William Dawson
In 1893 Antonin Dvorak, teaching in New York City, predicted that a “great and noble school” of American classical music would arise from America’s “Negro melodies.” Dvorak’s prophecy was instantly controversial and influential.
But the black musical motherlode migrated to popular genres known throughout the world. American classical music stayed white. The reasons are both obvious and not.
This is the topic of my book-in-progress Dvorak’s Prophecy. In the current issue of The American Scholar, I encapsulate my findings. I identify two factors: institutional racism (obvious) and modernism (not so obvious).
What’s the pertinence of Aaron Copland’s poor opinion of “Mr. Gershwin’s jazz”? Of Virgil Thomson’s view that American folk music was fundamentally white? Of Leopold Stokowski’s credible assertion that William Dawson’s Negro Folk Symphony (1934) marked “a wonderful development in American music”? And whatever happened to that formidable symphony, greeted by one eminent critic as “the most distinctive and promising American symphonic proclamation which has so far been achieved”?

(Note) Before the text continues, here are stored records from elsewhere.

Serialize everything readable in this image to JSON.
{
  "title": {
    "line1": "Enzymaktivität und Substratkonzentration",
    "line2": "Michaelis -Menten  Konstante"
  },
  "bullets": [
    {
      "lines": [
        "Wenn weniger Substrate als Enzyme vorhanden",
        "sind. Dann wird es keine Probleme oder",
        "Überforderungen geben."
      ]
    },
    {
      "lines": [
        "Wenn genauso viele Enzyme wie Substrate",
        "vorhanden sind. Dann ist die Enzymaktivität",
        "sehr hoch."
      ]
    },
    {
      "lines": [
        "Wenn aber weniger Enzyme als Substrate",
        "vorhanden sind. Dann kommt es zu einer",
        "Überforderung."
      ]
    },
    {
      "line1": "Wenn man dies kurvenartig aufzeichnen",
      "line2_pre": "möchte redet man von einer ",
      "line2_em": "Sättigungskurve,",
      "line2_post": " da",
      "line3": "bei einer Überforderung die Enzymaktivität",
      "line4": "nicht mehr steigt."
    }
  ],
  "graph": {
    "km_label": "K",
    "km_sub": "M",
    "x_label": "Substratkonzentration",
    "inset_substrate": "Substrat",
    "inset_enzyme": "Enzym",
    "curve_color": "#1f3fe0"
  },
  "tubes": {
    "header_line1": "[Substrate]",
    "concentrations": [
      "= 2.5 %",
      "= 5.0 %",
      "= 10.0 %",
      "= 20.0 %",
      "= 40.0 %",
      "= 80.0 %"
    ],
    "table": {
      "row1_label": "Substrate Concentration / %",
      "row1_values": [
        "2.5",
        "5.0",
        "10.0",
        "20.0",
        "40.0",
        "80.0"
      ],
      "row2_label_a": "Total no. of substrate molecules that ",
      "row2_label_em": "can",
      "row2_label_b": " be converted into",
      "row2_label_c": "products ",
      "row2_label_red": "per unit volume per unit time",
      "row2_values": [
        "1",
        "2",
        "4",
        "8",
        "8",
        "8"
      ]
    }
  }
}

Here’s a taste of my article:
“The reigning paradigm for a modernist ‘American school’ had no more use for sorrow songs than for Gershwin or Ives, not to mention the ‘black’ symphonies of Still, Price, or Dawson. The same fate would have befallen the most popular, most iconic American concert work – Rhapsody in Blue– if Paul Rosenfeld had held sway. Writing in The New Republic, the high priest of American musical modernism detected in Gershwin the Russian Jew a ‘weakness of spirit, possibly as a consequence of the circumstance that the new world attracted the less stable types.’ Rosenfeld vastly preferred the ersatz Piano Concerto that Copland produced two years after Gershwin’s ‘hash derivative’ Rhapsody. Elevated by Copland, jazz had at last ‘borne music.’
I conclude:
“Does William Dawson’s Negro Folk Symphony signify an ephemeral footnote or a crucial squandered opportunity? In the history of twentieth century American music, the black musical motherlode migrated to popular genres with magnificent results – in part through natural affinity; in part because it was pushed. Might American classical music have canonized, in parallel, an ‘American school’ based in the black vernacular? I believe we may be about to find out.”